Now every shop displays its varied trade,
And the fresh-sprinkled pavement cools the feet
Of early walkers. At the private door
The ruddy housemaid twirls the busy mop,
Annoying the smart ’prentice, or neat girl,
Tripping with band-box lightly. Now the sun
Darts burning splendor on the glittering pane,
Save where the canvas awning throws a shade
On the gay merchandise. Now, spruce and trim,
In shops (where beauty smiles with industry)
Sits the smart damsel; while the passenger
Peeps through the window, watching every charm.

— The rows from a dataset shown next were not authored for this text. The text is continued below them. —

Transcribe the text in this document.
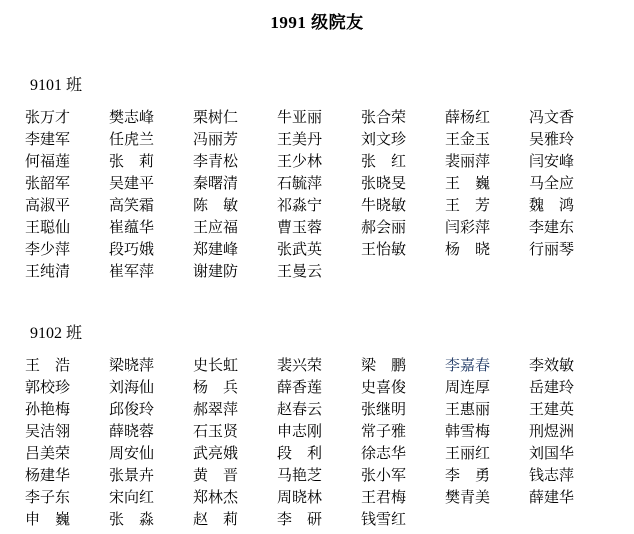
1991 级院友
9101 班
张万才	樊志峰	栗树仁	牛亚丽	张合荣	薛杨红	冯文香
李建军	任虎兰	冯丽芳	王美丹	刘文珍	王金玉	吴雅玲
何福莲	张　莉	李青松	王少林	张　红	裴丽萍	闫安峰
张韶军	吴建平	秦曙清	石毓萍	张晓旻	王　巍	马全应
高淑平	高笑霜	陈　敏	祁淼宁	牛晓敏	王　芳	魏　鸿
王聪仙	崔蕴华	王应福	曹玉蓉	郝会丽	闫彩萍	李建东
李少萍	段巧娥	郑建峰	张武英	王怡敏	杨　晓	行丽琴
王纯清	崔军萍	谢建防	王曼云
9102 班
王　浩	梁晓萍	史长虹	裴兴荣	梁　鹏	李嘉春	李效敏
郭校珍	刘海仙	杨　兵	薛香莲	史喜俊	周连厚	岳建玲
孙艳梅	邱俊玲	郝翠萍	赵春云	张继明	王惠丽	王建英
吴洁翎	薛晓蓉	石玉贤	申志刚	常子雅	韩雪梅	刑煜洲
吕美荣	周安仙	武亮娥	段　利	徐志华	王丽红	刘国华
杨建华	张景卉	黄　晋	马艳芝	张小军	李　勇	钱志萍
李子东	宋向红	郑林杰	周晓林	王君梅	樊青美	薛建华
申　巍	张　淼	赵　莉	李　研	钱雪红
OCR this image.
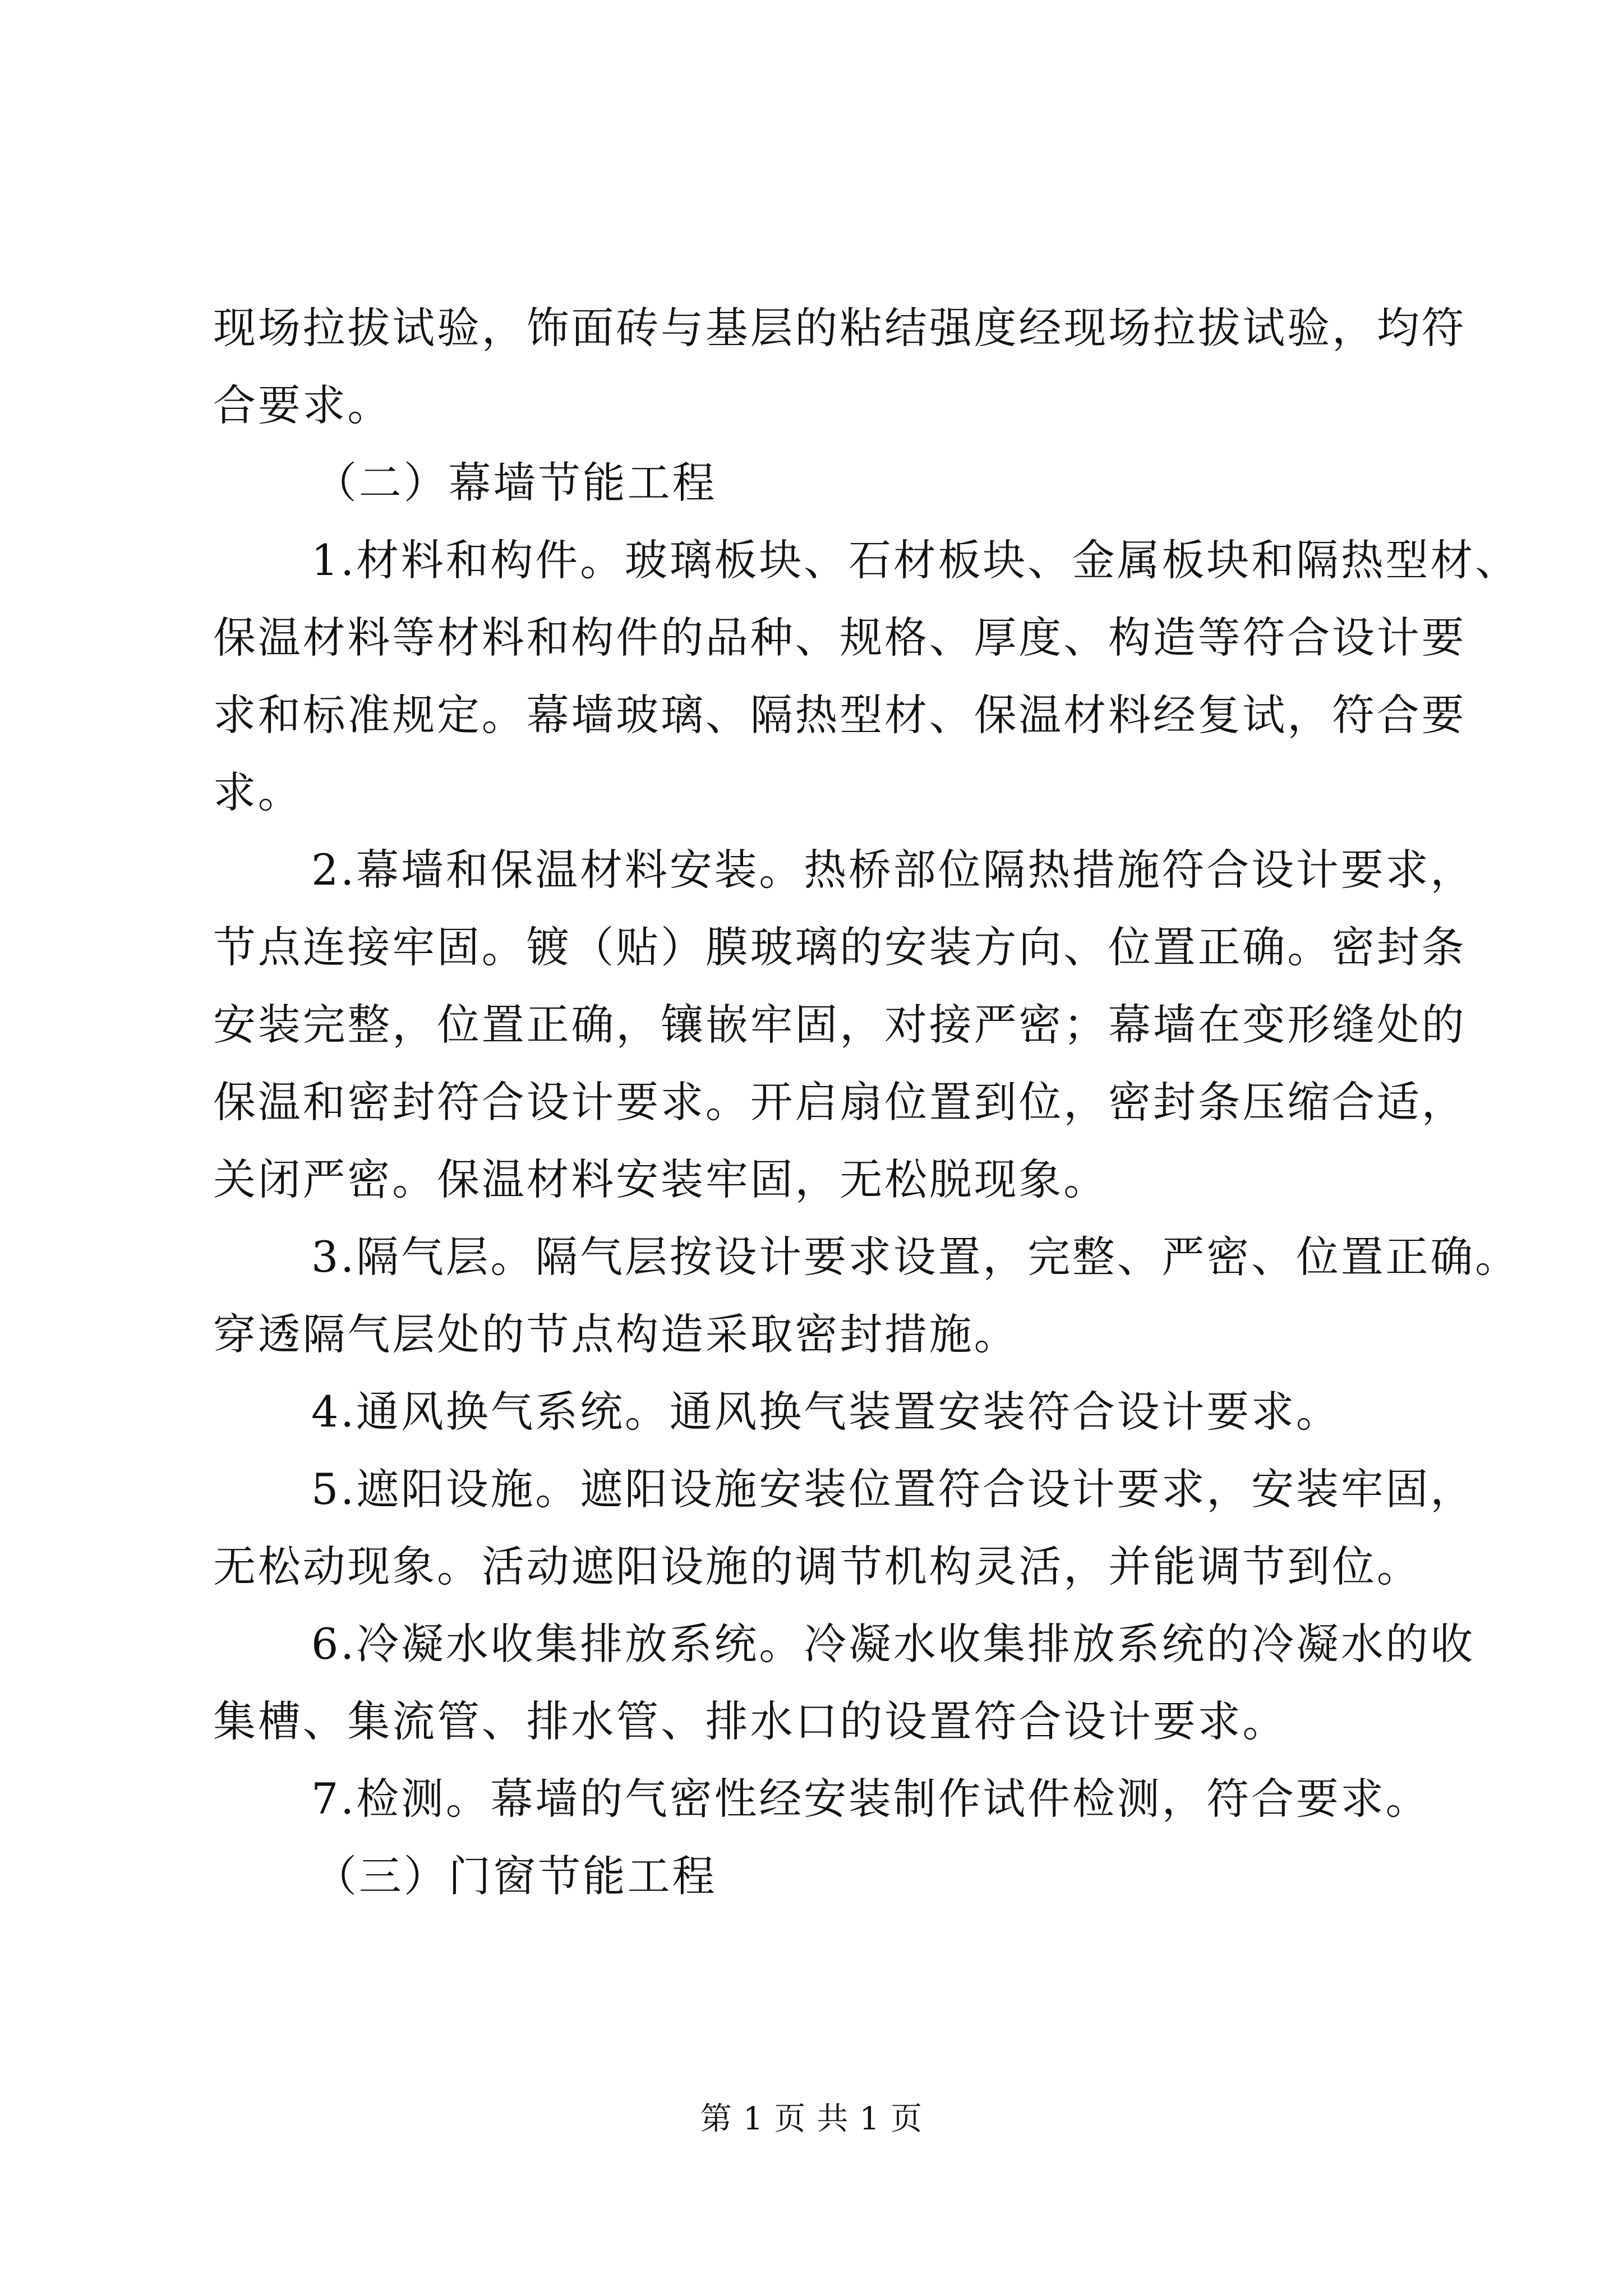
现场拉拔试验，饰面砖与基层的粘结强度经现场拉拔试验，均符
合要求。
（二）幕墙节能工程
1.材料和构件。玻璃板块、石材板块、金属板块和隔热型材、
保温材料等材料和构件的品种、规格、厚度、构造等符合设计要
求和标准规定。幕墙玻璃、隔热型材、保温材料经复试，符合要
求。
2.幕墙和保温材料安装。热桥部位隔热措施符合设计要求，
节点连接牢固。镀（贴）膜玻璃的安装方向、位置正确。密封条
安装完整，位置正确，镶嵌牢固，对接严密；幕墙在变形缝处的
保温和密封符合设计要求。开启扇位置到位，密封条压缩合适，
关闭严密。保温材料安装牢固，无松脱现象。
3.隔气层。隔气层按设计要求设置，完整、严密、位置正确。
穿透隔气层处的节点构造采取密封措施。
4.通风换气系统。通风换气装置安装符合设计要求。
5.遮阳设施。遮阳设施安装位置符合设计要求，安装牢固，
无松动现象。活动遮阳设施的调节机构灵活，并能调节到位。
6.冷凝水收集排放系统。冷凝水收集排放系统的冷凝水的收
集槽、集流管、排水管、排水口的设置符合设计要求。
7.检测。幕墙的气密性经安装制作试件检测，符合要求。
（三）门窗节能工程
第 1 页 共 1 页
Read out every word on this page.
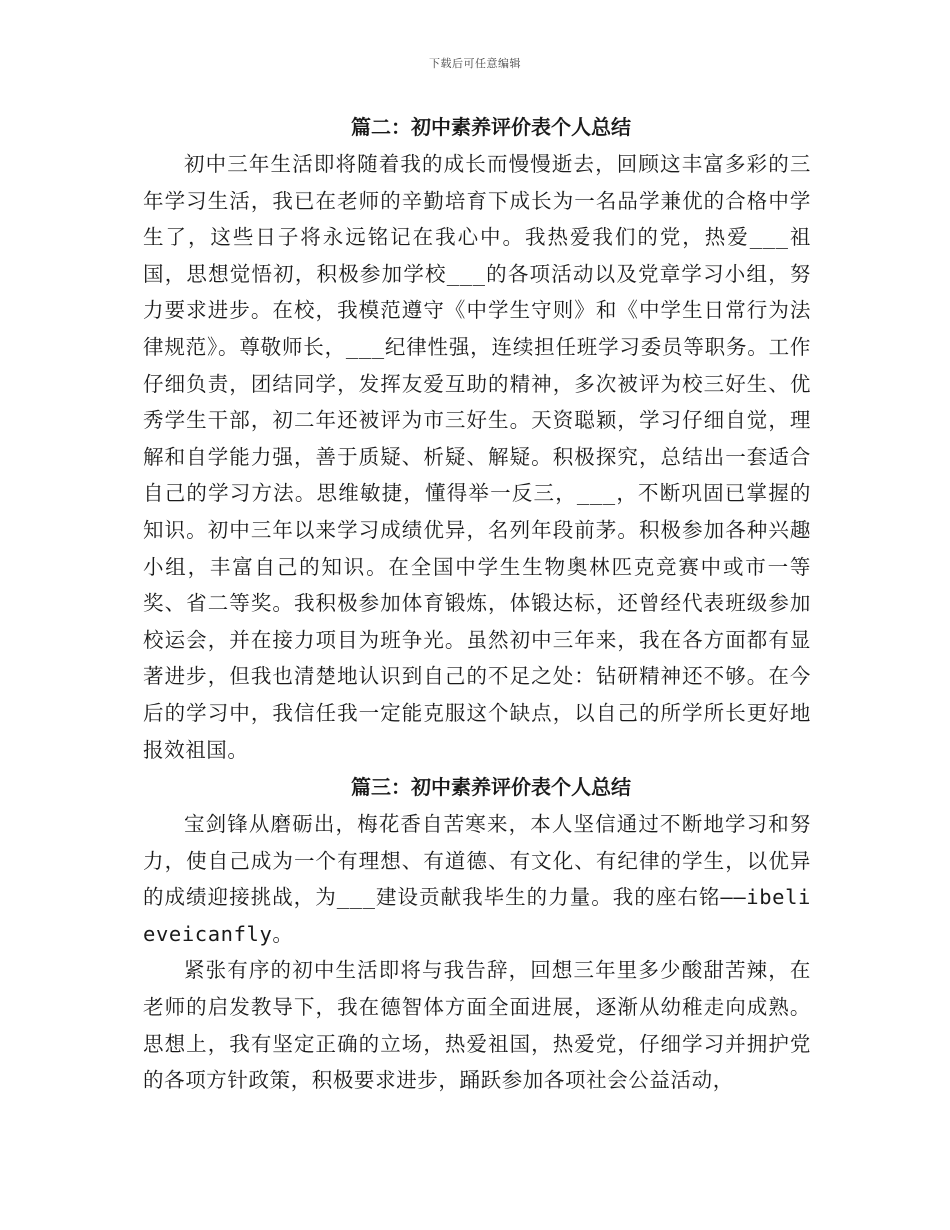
下载后可任意编辑
篇二：初中素养评价表个人总结

初中三年生活即将随着我的成长而慢慢逝去，回顾这丰富多彩的三年学习生活，我已在老师的辛勤培育下成长为一名品学兼优的合格中学生了，这些日子将永远铭记在我心中。我热爱我们的党，热爱___祖国，思想觉悟初，积极参加学校___的各项活动以及党章学习小组，努力要求进步。在校，我模范遵守《中学生守则》和《中学生日常行为法律规范》。尊敬师长，___纪律性强，连续担任班学习委员等职务。工作仔细负责，团结同学，发挥友爱互助的精神，多次被评为校三好生、优秀学生干部，初二年还被评为市三好生。天资聪颖，学习仔细自觉，理解和自学能力强，善于质疑、析疑、解疑。积极探究，总结出一套适合自己的学习方法。思维敏捷，懂得举一反三，___，不断巩固已掌握的知识。初中三年以来学习成绩优异，名列年段前茅。积极参加各种兴趣小组，丰富自己的知识。在全国中学生生物奥林匹克竞赛中或市一等奖、省二等奖。我积极参加体育锻炼，体锻达标，还曾经代表班级参加校运会，并在接力项目为班争光。虽然初中三年来，我在各方面都有显著进步，但我也清楚地认识到自己的不足之处：钻研精神还不够。在今后的学习中，我信任我一定能克服这个缺点，以自己的所学所长更好地报效祖国。

篇三：初中素养评价表个人总结

宝剑锋从磨砺出，梅花香自苦寒来，本人坚信通过不断地学习和努力，使自己成为一个有理想、有道德、有文化、有纪律的学生，以优异的成绩迎接挑战，为___建设贡献我毕生的力量。我的座右铭——ibelieveicanfly。

紧张有序的初中生活即将与我告辞，回想三年里多少酸甜苦辣，在老师的启发教导下，我在德智体方面全面进展，逐渐从幼稚走向成熟。思想上，我有坚定正确的立场，热爱祖国，热爱党，仔细学习并拥护党的各项方针政策，积极要求进步，踊跃参加各项社会公益活动，
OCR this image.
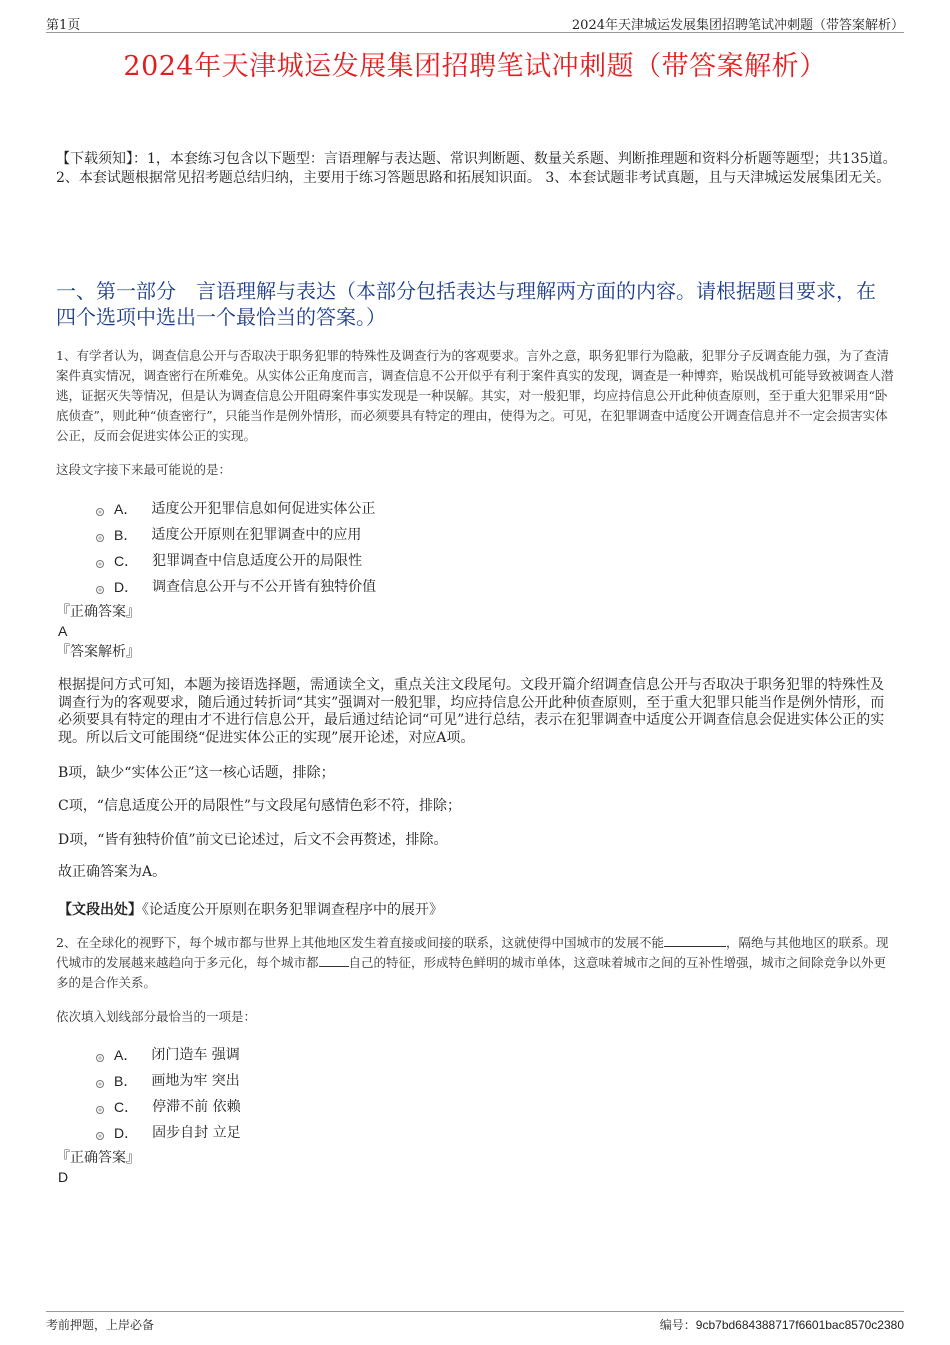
第1页	2024年天津城运发展集团招聘笔试冲刺题（带答案解析）
2024年天津城运发展集团招聘笔试冲刺题（带答案解析）
【下载须知】：1，本套练习包含以下题型：言语理解与表达题、常识判断题、数量关系题、判断推理题和资料分析题等题型；共135道。 2、本套试题根据常见招考题总结归纳，主要用于练习答题思路和拓展知识面。 3、本套试题非考试真题，且与天津城运发展集团无关。
一、第一部分　言语理解与表达（本部分包括表达与理解两方面的内容。请根据题目要求，在四个选项中选出一个最恰当的答案。）
1、有学者认为，调查信息公开与否取决于职务犯罪的特殊性及调查行为的客观要求。言外之意，职务犯罪行为隐蔽，犯罪分子反调查能力强，为了查清案件真实情况，调查密行在所难免。从实体公正角度而言，调查信息不公开似乎有利于案件真实的发现，调查是一种博弈，贻误战机可能导致被调查人潜逃，证据灭失等情况，但是认为调查信息公开阻碍案件事实发现是一种误解。其实，对一般犯罪，均应持信息公开此种侦查原则，至于重大犯罪采用“卧底侦查”，则此种“侦查密行”，只能当作是例外情形，而必须要具有特定的理由，使得为之。可见，在犯罪调查中适度公开调查信息并不一定会损害实体公正，反而会促进实体公正的实现。
这段文字接下来最可能说的是：
A． 适度公开犯罪信息如何促进实体公正
B． 适度公开原则在犯罪调查中的应用
C． 犯罪调查中信息适度公开的局限性
D． 调查信息公开与不公开皆有独特价值
『正确答案』
A
『答案解析』
根据提问方式可知，本题为接语选择题，需通读全文，重点关注文段尾句。文段开篇介绍调查信息公开与否取决于职务犯罪的特殊性及调查行为的客观要求，随后通过转折词“其实”强调对一般犯罪，均应持信息公开此种侦查原则，至于重大犯罪只能当作是例外情形，而必须要具有特定的理由才不进行信息公开，最后通过结论词“可见”进行总结，表示在犯罪调查中适度公开调查信息会促进实体公正的实现。所以后文可能围绕“促进实体公正的实现”展开论述，对应A项。
B项，缺少“实体公正”这一核心话题，排除；
C项，“信息适度公开的局限性”与文段尾句感情色彩不符，排除；
D项，“皆有独特价值”前文已论述过，后文不会再赘述，排除。
故正确答案为A。
【文段出处】《论适度公开原则在职务犯罪调查程序中的展开》
2、在全球化的视野下，每个城市都与世界上其他地区发生着直接或间接的联系，这就使得中国城市的发展不能	，隔绝与其他地区的联系。现代城市的发展越来越趋向于多元化，每个城市都 自己的特征，形成特色鲜明的城市单体，这意味着城市之间的互补性增强，城市之间除竞争以外更多的是合作关系。
依次填入划线部分最恰当的一项是：
A． 闭门造车 强调
B． 画地为牢 突出
C． 停滞不前 依赖
D． 固步自封 立足
『正确答案』
D
考前押题，上岸必备	编号：9cb7bd684388717f6601bac8570c2380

Now pastry dainties catch the eye minute
Of humming insects, while the limy snare
Waits to enthrall them. Now the lamp-lighter
Mounts the tall ladder, nimbly venturous,
To trim the half-filled lamps, while at his feet
The pot-boy yells discordant! All along
The sultry pavement, the old-clothes-man cries
In tone monotonous, while sidelong views
The area for his traffic: now the bag
Is slyly opened, and the half-worn suit
(Sometimes the pilfered treasure of the base
Domestic spoiler), for one half its worth,
Sinks in the green abyss. The porter now
Bears his huge load along the burning way;
And the poor poet wakes from busy dreams,
To paint the summer morning
In later life she became known, by one and all, not for her Kardashian lifestyle, but for her literary achievements. Perdita was put aside for a new appellation, the ‘English Sappho’, in tribute of her poetry. In all she penned six novels on top of her versifying. Her crowning glory is that, along with her contemporary, Mary Wollstonecraft, she was a leading advocate for women’s rights of the era. Eventually, though, her affliction worsened. In 1800 she succumbed to it.
For us there is a certain notoriety attached to the name Mrs Robinson, but I doubt that even the subject of Benjamin Braddock’s ardour in ‘The Graduate’ could match the original Mrs Robinson’s place in the annals of women to be reckoned with.